The fact that most designers I've met in Israel wash their hands 100% from
anything Web oriented, saying that they're responsible for making PSDs and
that the rest is for the programmers to handle, seems very weird to me.

That said, an experienced front-end developer is always welcome on a project,
and can certainly help to bridge this gap. But I really wouldn't want a front-
end developer to be wasting their time making the initial HTML and CSS from
PSDs. Rather, I would want them to tweak, change, and improve what the
designer did, and then make a good in-browser experience that communicates
with the server.

------
manuscreationis
Are you crazy?

No

Should anyone doing design for the web (in all it's flavors) be familiar with
HTML and CSS?

Yes

Yes

Yes

Even if they're not wizards with it, they should have a core understanding of
the medium, it's limitations, and how to work within them on a basic level.
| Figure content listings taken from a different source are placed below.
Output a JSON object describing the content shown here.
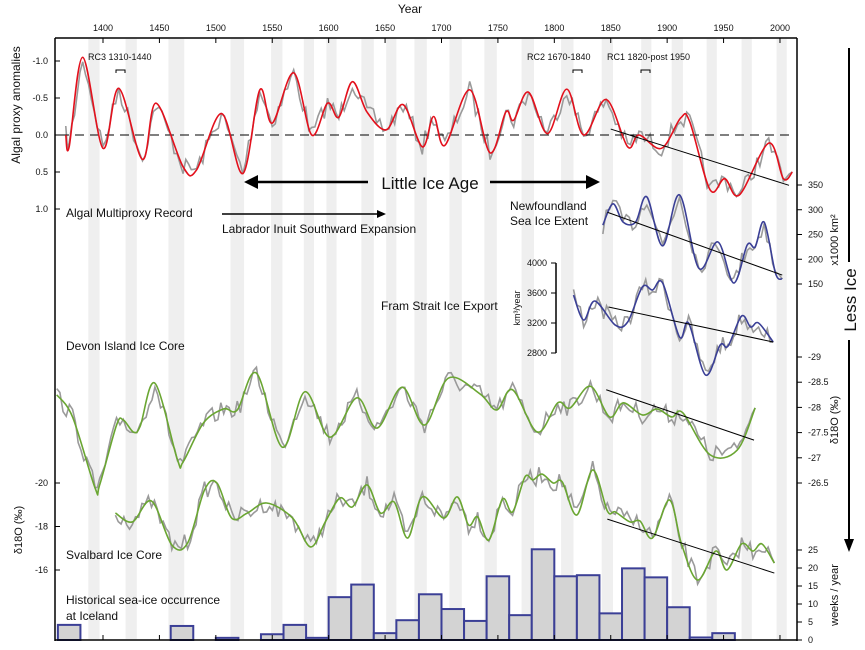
{
  "chart_data": {
    "type": "line",
    "xlabel": "Year",
    "x_ticks": [
      1400,
      1450,
      1500,
      1550,
      1600,
      1650,
      1700,
      1750,
      1800,
      1850,
      1900,
      1950,
      2000
    ],
    "xlim": [
      1357,
      2015
    ],
    "shaded_periods": [
      [
        1387,
        1397
      ],
      [
        1420,
        1430
      ],
      [
        1458,
        1472
      ],
      [
        1513,
        1525
      ],
      [
        1549,
        1559
      ],
      [
        1578,
        1587
      ],
      [
        1598,
        1607
      ],
      [
        1629,
        1640
      ],
      [
        1651,
        1660
      ],
      [
        1676,
        1687
      ],
      [
        1707,
        1718
      ],
      [
        1738,
        1749
      ],
      [
        1771,
        1782
      ],
      [
        1806,
        1817
      ],
      [
        1842,
        1852
      ],
      [
        1877,
        1886
      ],
      [
        1904,
        1914
      ],
      [
        1935,
        1944
      ],
      [
        1966,
        1975
      ],
      [
        1997,
        2006
      ]
    ],
    "colors": {
      "algal": "#e3101c",
      "raw": "#9a9a9a",
      "sea_ice": "#3a3f96",
      "isotope": "#6aa632",
      "bars_fill": "#d3d3d3",
      "bars_edge": "#3b3f96",
      "trend": "#000000"
    },
    "panels": {
      "algal": {
        "label": "Algal Multiproxy Record",
        "ylabel": "Algal proxy anomalies",
        "y_ticks": [
          "-1.0",
          "-0.5",
          "0.0",
          "0.5",
          "1.0"
        ],
        "ylim": [
          -1.25,
          1.0
        ],
        "inverted": true,
        "smoothed": [
          [
            1367,
            0.0
          ],
          [
            1370,
            0.16
          ],
          [
            1382,
            -1.05
          ],
          [
            1400,
            0.18
          ],
          [
            1414,
            -0.63
          ],
          [
            1435,
            0.33
          ],
          [
            1447,
            -0.43
          ],
          [
            1471,
            0.43
          ],
          [
            1483,
            0.47
          ],
          [
            1505,
            -0.29
          ],
          [
            1524,
            0.52
          ],
          [
            1539,
            -0.61
          ],
          [
            1550,
            -0.16
          ],
          [
            1569,
            -0.84
          ],
          [
            1585,
            0.0
          ],
          [
            1599,
            -0.43
          ],
          [
            1609,
            -0.24
          ],
          [
            1621,
            -0.72
          ],
          [
            1634,
            -0.31
          ],
          [
            1651,
            -0.07
          ],
          [
            1666,
            -0.41
          ],
          [
            1683,
            0.16
          ],
          [
            1693,
            -0.25
          ],
          [
            1703,
            0.14
          ],
          [
            1725,
            -0.61
          ],
          [
            1743,
            0.24
          ],
          [
            1757,
            -0.31
          ],
          [
            1764,
            -0.2
          ],
          [
            1777,
            -0.58
          ],
          [
            1794,
            -0.02
          ],
          [
            1811,
            -0.62
          ],
          [
            1826,
            0.0
          ],
          [
            1846,
            -0.48
          ],
          [
            1865,
            0.16
          ],
          [
            1875,
            0.0
          ],
          [
            1895,
            0.18
          ],
          [
            1912,
            -0.23
          ],
          [
            1920,
            -0.18
          ],
          [
            1938,
            0.74
          ],
          [
            1951,
            0.59
          ],
          [
            1964,
            0.81
          ],
          [
            1990,
            0.11
          ],
          [
            2003,
            0.59
          ],
          [
            2011,
            0.5
          ]
        ],
        "trend": [
          [
            1850,
            -0.08
          ],
          [
            2008,
            0.68
          ]
        ]
      },
      "sea_ice_extent": {
        "label_lines": [
          "Newfoundland",
          "Sea Ice Extent"
        ],
        "unit": "x1000 km²",
        "y_ticks": [
          "350",
          "300",
          "250",
          "200",
          "150"
        ],
        "smoothed": [
          [
            1843,
            269
          ],
          [
            1852,
            312
          ],
          [
            1861,
            275
          ],
          [
            1872,
            275
          ],
          [
            1882,
            326
          ],
          [
            1896,
            227
          ],
          [
            1911,
            330
          ],
          [
            1928,
            182
          ],
          [
            1945,
            235
          ],
          [
            1959,
            152
          ],
          [
            1971,
            229
          ],
          [
            1978,
            225
          ],
          [
            1986,
            275
          ],
          [
            1996,
            172
          ],
          [
            2002,
            160
          ]
        ],
        "trend": [
          [
            1847,
            295
          ],
          [
            2002,
            168
          ]
        ]
      },
      "fram_strait": {
        "label": "Fram Strait Ice Export",
        "unit": "km³/year",
        "y_ticks": [
          "4000",
          "3600",
          "3200",
          "2800"
        ],
        "smoothed": [
          [
            1817,
            3573
          ],
          [
            1826,
            3240
          ],
          [
            1836,
            3493
          ],
          [
            1854,
            3173
          ],
          [
            1865,
            3213
          ],
          [
            1878,
            3680
          ],
          [
            1887,
            3640
          ],
          [
            1896,
            3733
          ],
          [
            1911,
            3013
          ],
          [
            1919,
            3200
          ],
          [
            1934,
            2507
          ],
          [
            1947,
            2907
          ],
          [
            1954,
            2893
          ],
          [
            1966,
            3293
          ],
          [
            1974,
            3147
          ],
          [
            1981,
            3200
          ],
          [
            1994,
            2947
          ]
        ],
        "trend": [
          [
            1848,
            3413
          ],
          [
            1994,
            2947
          ]
        ]
      },
      "devon": {
        "label": "Devon Island Ice Core",
        "unit": "δ18O (‰)",
        "y_ticks": [
          "-29",
          "-28.5",
          "-28",
          "-27.5",
          "-27",
          "-26.5"
        ],
        "smoothed": [
          [
            1359,
            -28.25
          ],
          [
            1373,
            -27.81
          ],
          [
            1393,
            -26.4
          ],
          [
            1397,
            -26.46
          ],
          [
            1412,
            -27.65
          ],
          [
            1418,
            -27.75
          ],
          [
            1427,
            -27.51
          ],
          [
            1433,
            -27.63
          ],
          [
            1446,
            -28.48
          ],
          [
            1466,
            -26.96
          ],
          [
            1471,
            -26.92
          ],
          [
            1489,
            -27.69
          ],
          [
            1507,
            -27.97
          ],
          [
            1519,
            -27.95
          ],
          [
            1536,
            -28.68
          ],
          [
            1559,
            -27.21
          ],
          [
            1579,
            -28.31
          ],
          [
            1601,
            -27.41
          ],
          [
            1625,
            -28.19
          ],
          [
            1643,
            -27.59
          ],
          [
            1665,
            -28.4
          ],
          [
            1685,
            -27.65
          ],
          [
            1706,
            -28.58
          ],
          [
            1734,
            -28.27
          ],
          [
            1749,
            -27.95
          ],
          [
            1763,
            -28.35
          ],
          [
            1785,
            -27.51
          ],
          [
            1803,
            -28.09
          ],
          [
            1814,
            -27.99
          ],
          [
            1832,
            -28.42
          ],
          [
            1849,
            -27.81
          ],
          [
            1861,
            -28.09
          ],
          [
            1878,
            -27.85
          ],
          [
            1891,
            -27.97
          ],
          [
            1904,
            -27.81
          ],
          [
            1914,
            -27.89
          ],
          [
            1938,
            -27.06
          ],
          [
            1962,
            -27.15
          ],
          [
            1978,
            -27.99
          ]
        ],
        "trend": [
          [
            1846,
            -28.35
          ],
          [
            1977,
            -27.35
          ]
        ]
      },
      "svalbard": {
        "label": "Svalbard Ice Core",
        "unit": "δ18O (‰)",
        "y_ticks": [
          "-20",
          "-18",
          "-16"
        ],
        "smoothed": [
          [
            1411,
            -18.62
          ],
          [
            1426,
            -18.21
          ],
          [
            1443,
            -19.17
          ],
          [
            1461,
            -17.15
          ],
          [
            1475,
            -17.24
          ],
          [
            1490,
            -19.68
          ],
          [
            1501,
            -20.0
          ],
          [
            1514,
            -18.39
          ],
          [
            1528,
            -18.62
          ],
          [
            1545,
            -19.08
          ],
          [
            1568,
            -18.39
          ],
          [
            1584,
            -17.06
          ],
          [
            1597,
            -18.21
          ],
          [
            1610,
            -19.31
          ],
          [
            1621,
            -18.9
          ],
          [
            1634,
            -19.91
          ],
          [
            1646,
            -18.62
          ],
          [
            1658,
            -19.13
          ],
          [
            1670,
            -17.47
          ],
          [
            1683,
            -19.36
          ],
          [
            1702,
            -18.39
          ],
          [
            1714,
            -19.36
          ],
          [
            1724,
            -18.07
          ],
          [
            1732,
            -18.44
          ],
          [
            1742,
            -17.38
          ],
          [
            1754,
            -19.26
          ],
          [
            1763,
            -18.67
          ],
          [
            1774,
            -20.28
          ],
          [
            1781,
            -20.14
          ],
          [
            1789,
            -20.41
          ],
          [
            1799,
            -20.0
          ],
          [
            1807,
            -20.05
          ],
          [
            1820,
            -18.53
          ],
          [
            1834,
            -20.6
          ],
          [
            1847,
            -18.71
          ],
          [
            1854,
            -18.67
          ],
          [
            1867,
            -18.21
          ],
          [
            1876,
            -18.25
          ],
          [
            1887,
            -17.47
          ],
          [
            1902,
            -19.22
          ],
          [
            1913,
            -17.15
          ],
          [
            1927,
            -15.54
          ],
          [
            1943,
            -16.87
          ],
          [
            1953,
            -16.0
          ],
          [
            1966,
            -17.2
          ],
          [
            1976,
            -16.87
          ],
          [
            1984,
            -17.2
          ],
          [
            1995,
            -16.32
          ]
        ],
        "trend": [
          [
            1847,
            -18.34
          ],
          [
            1995,
            -15.86
          ]
        ]
      },
      "iceland": {
        "type": "bar",
        "label_lines": [
          "Historical sea-ice occurrence",
          "at Iceland"
        ],
        "unit": "weeks / year",
        "y_ticks": [
          "25",
          "20",
          "15",
          "10",
          "5",
          "0"
        ],
        "bin_years": 20,
        "bars": [
          [
            1360,
            4.2
          ],
          [
            1460,
            3.9
          ],
          [
            1500,
            0.6
          ],
          [
            1540,
            1.6
          ],
          [
            1560,
            4.2
          ],
          [
            1580,
            0.6
          ],
          [
            1600,
            11.9
          ],
          [
            1620,
            15.4
          ],
          [
            1640,
            1.9
          ],
          [
            1660,
            5.5
          ],
          [
            1680,
            12.7
          ],
          [
            1700,
            8.6
          ],
          [
            1720,
            5.3
          ],
          [
            1740,
            17.7
          ],
          [
            1760,
            6.9
          ],
          [
            1780,
            25.2
          ],
          [
            1800,
            17.7
          ],
          [
            1820,
            18.0
          ],
          [
            1840,
            7.4
          ],
          [
            1860,
            19.9
          ],
          [
            1880,
            17.4
          ],
          [
            1900,
            9.1
          ],
          [
            1920,
            0.7
          ],
          [
            1940,
            1.9
          ]
        ]
      }
    },
    "annotations": {
      "rc3": "RC3 1310-1440",
      "rc2": "RC2 1670-1840",
      "rc1": "RC1 1820-post 1950",
      "little_ice_age": "Little Ice Age",
      "labrador": "Labrador Inuit Southward Expansion",
      "less_ice": "Less Ice"
    }
  }
}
Javascript, maybe not so much - understand what it is, why it's needed, and
where it should be applied, but it shouldn't be "required" so long as they
have a developer on the team who can work with them to implement javascript /
"ajax" functionality into their design properly.

------
venturebros
I would expect a designer to know just enough to design for the web but
shouldn't go full blown into what is absolute and relative,how to get to get a
container to stretch with floating divs inside, what a variable is, or an if
else statement.

People really should stick to what they are good at and stop being jack of all
trades. There are way too many people claiming to be deselopers out there and
I have only seen a handful that are decent.

------
pawelwentpawel
I've seen some situations where "web designers" without any knowledge of
html/css were producing designs that look more like they are for print, not
for web.

If you want to make the workflow smooth and productive, the designs need to be
realistic and properly layered so the web dev can do the work better and
faster. I don't really see that happening in a situation when the designer has
completely no clue about html/css.

------
klaut
my answer: yes yes yes, a million times yes. I found this article to be spot
on and completely agree with everything the author says:
<http://andyrutledge.com/web-design-is-product-design.php>

------
rick888
I'm a developer and while I do know CSS and html, I'm not a designer. I've cut
up Photoshop templates in the past, but I usually leave it up to a designer.

Designers need to know at least some CSS or html. If not, then they are just
graphic designers, not web designers.

------
wavephorm
A web designer who can't make a web page is just a designer.